As to the other section of the challenge - texture - here you didn't fare quite so well. This challenge is, by design, a trap. Given how far removed we are from Lesson 2, it's very common for students to have forgotten much of what we discussed in regards to cast shadows and implicit markmaking. You certainly stepped into the trap, so let's take a moment to talk about it.

When it comes to tackling your tire tread textures, yours fall into a few categories. You've got the ones where you just outlined the textural forms just as you would any other form, applying explicit markmaking across the board. This puts us in dangerous territory when our wheel becomes part of a larger scene, becoming an unintentional focal point, and drawing the viewer's eye whether you want it to or not.

Then you've got the ones where you filled in the side planes of those textural forms, like in 3. This unfortunately is more akin to form shading, where the side plane is either lighter or darker based on its orientation in space. Cast shadows are actually a new shape designed based on the relationship between the form casting it and the surface receiving it - as opposed to an existing plane/shape that is merely being filled in. The thing is, they can look very similar. I've got this explanation I've been pasting from an earlier critique, along with a diagram, that may help illustrate the point.

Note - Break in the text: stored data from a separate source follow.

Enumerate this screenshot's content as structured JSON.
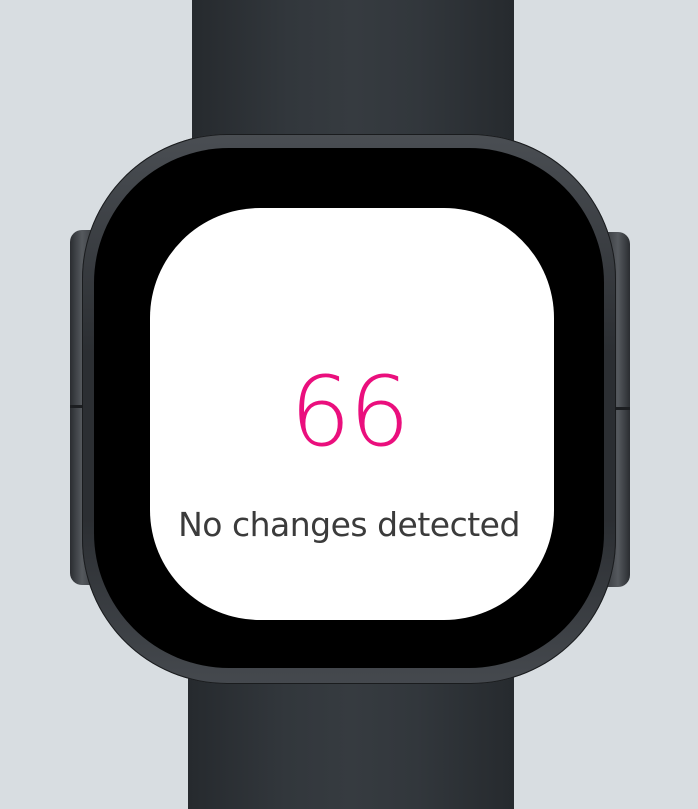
{
  "watch": {
    "reading_value": "66",
    "status_text": "No changes detected"
  },
  "colors": {
    "background": "#d8dde1",
    "band": "#32373c",
    "bezel": "#000000",
    "screen": "#ffffff",
    "reading_accent": "#ea0f7d",
    "status_text": "#3b3b3b"
  }
}
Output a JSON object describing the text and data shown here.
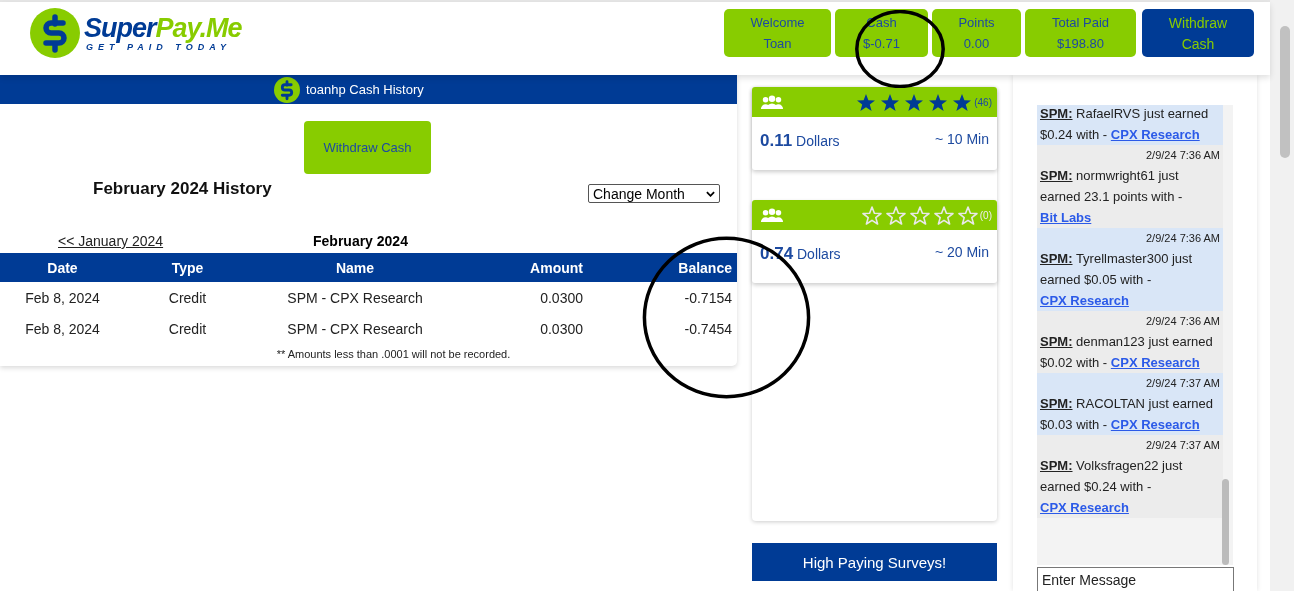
{
  "header": {
    "brand_first": "Super",
    "brand_second": "Pay.Me",
    "tagline": "GET PAID TODAY",
    "stats": [
      {
        "kind": "stat",
        "label": "Welcome",
        "value": "Toan"
      },
      {
        "kind": "stat",
        "label": "Cash",
        "value": "$-0.71"
      },
      {
        "kind": "stat",
        "label": "Points",
        "value": "0.00"
      },
      {
        "kind": "stat",
        "label": "Total Paid",
        "value": "$198.80"
      },
      {
        "kind": "action",
        "label": "Withdraw",
        "value": "Cash"
      }
    ]
  },
  "history": {
    "title": "toanhp Cash History",
    "withdraw_button": "Withdraw Cash",
    "heading": "February 2024 History",
    "month_select": "Change Month",
    "prev_link": "<< January 2024",
    "current_month": "February 2024",
    "table": {
      "columns": [
        "Date",
        "Type",
        "Name",
        "Amount",
        "Balance"
      ],
      "rows": [
        [
          "Feb 8, 2024",
          "Credit",
          "SPM - CPX Research",
          "0.0300",
          "-0.7154"
        ],
        [
          "Feb 8, 2024",
          "Credit",
          "SPM - CPX Research",
          "0.0300",
          "-0.7454"
        ]
      ]
    },
    "footnote": "** Amounts less than .0001 will not be recorded."
  },
  "surveys": [
    {
      "stars": 5,
      "count": "(46)",
      "amount": "0.11",
      "unit": "Dollars",
      "duration": "~ 10 Min"
    },
    {
      "stars": 0,
      "count": "(0)",
      "amount": "0.74",
      "unit": "Dollars",
      "duration": "~ 20 Min"
    }
  ],
  "promo_button": "High Paying Surveys!",
  "chat": {
    "messages": [
      {
        "highlighted": true,
        "sender": "SPM:",
        "text": "RafaelRVS just earned $0.24 with -",
        "link": "CPX Research"
      },
      {
        "highlighted": false,
        "time": "2/9/24 7:36 AM",
        "sender": "SPM:",
        "text": "normwright61 just earned 23.1 points with -",
        "link": "Bit Labs"
      },
      {
        "highlighted": true,
        "time": "2/9/24 7:36 AM",
        "sender": "SPM:",
        "text": "Tyrellmaster300 just earned $0.05 with -",
        "link": "CPX Research"
      },
      {
        "highlighted": false,
        "time": "2/9/24 7:36 AM",
        "sender": "SPM:",
        "text": "denman123 just earned $0.02 with -",
        "link": "CPX Research"
      },
      {
        "highlighted": true,
        "time": "2/9/24 7:37 AM",
        "sender": "SPM:",
        "text": "RACOLTAN just earned $0.03 with -",
        "link": "CPX Research"
      },
      {
        "highlighted": false,
        "time": "2/9/24 7:37 AM",
        "sender": "SPM:",
        "text": "Volksfragen22 just earned $0.24 with -",
        "link": "CPX Research"
      }
    ],
    "input": {
      "placeholder": "Enter Message"
    }
  },
  "annotations": [
    {
      "kind": "circle"
    },
    {
      "kind": "circle"
    }
  ]
}
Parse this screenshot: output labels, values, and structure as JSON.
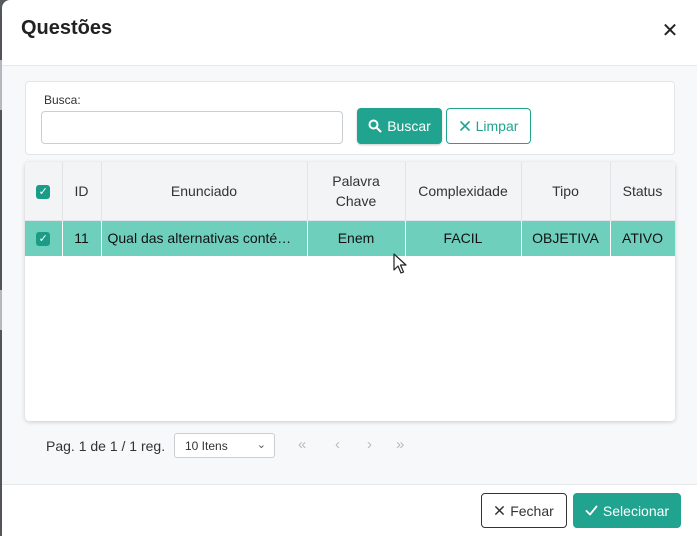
{
  "modal": {
    "title": "Questões",
    "close_icon": "close-icon"
  },
  "search": {
    "label": "Busca:",
    "value": "",
    "buscar_label": "Buscar",
    "limpar_label": "Limpar"
  },
  "table": {
    "columns": [
      "ID",
      "Enunciado",
      "Palavra Chave",
      "Complexidade",
      "Tipo",
      "Status"
    ],
    "rows": [
      {
        "selected": true,
        "id": "11",
        "enunciado": "Qual das alternativas conté…",
        "palavra_chave": "Enem",
        "complexidade": "FACIL",
        "tipo": "OBJETIVA",
        "status": "ATIVO"
      }
    ]
  },
  "pagination": {
    "text": "Pag. 1 de 1 / 1 reg.",
    "page_size": "10 Itens",
    "first": "«",
    "prev": "‹",
    "next": "›",
    "last": "»"
  },
  "footer": {
    "fechar_label": "Fechar",
    "selecionar_label": "Selecionar"
  },
  "colors": {
    "accent": "#20a48f",
    "row_selected": "#6fcfbd"
  }
}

Here'the diagram and here's the explanation:

In the top, we've got the structural outlines for the given form - of course, since we want to work implicitly, we cannot use outlines. In the second row, we've got two options for conveying that textural form through the use of filled black shapes. On the left, they fill in the side planes, placing those shapes on the surface of the form itself, and actually filling in areas that are already enclosed and defined on the form and leaving its "top" face empty. This would be incorrect, more similar to form shading and not a cast shadow. On the right, we have an actual cast shadow - they look similar, but the key point to pay attention to is shown in the third row - it is the actual silhouette of the form itself which is implied. We've removed all of the internal edges of the form, and so while it looks kind of like the top face, but if you look more closely, it has certain subtle elements that are much more nuanced - instead of just using purely horizontal and vertical edges, we have some diagonals that come from the edges of the textural form that exist in the "depth" dimension of space (so if your horizontals were X and your verticals were Y, those diagonals come from that which exists in the Z dimension).

Now while this third category doesn't appear in your work, I did still want to take a moment and explain it. It is where the student merely fills in the grooves with black. We can often see this with textures consisting of cracks or holes. Reason being, we end up focusing on the thing we can name - the hole, the crack, the groove - as being the form. But it is in fact the walls around it that cast the shadows. The hole is just a negative space, an empty thing, encased in walls and a floor.

Here's another diagram to help illustrate this point.

Anyway, worry not - as this is an intentional trap to scare people into remembering to review their textural concepts, I do not hold it against you. You and your beautiful wheels are free to go. You may consider this challenge complete.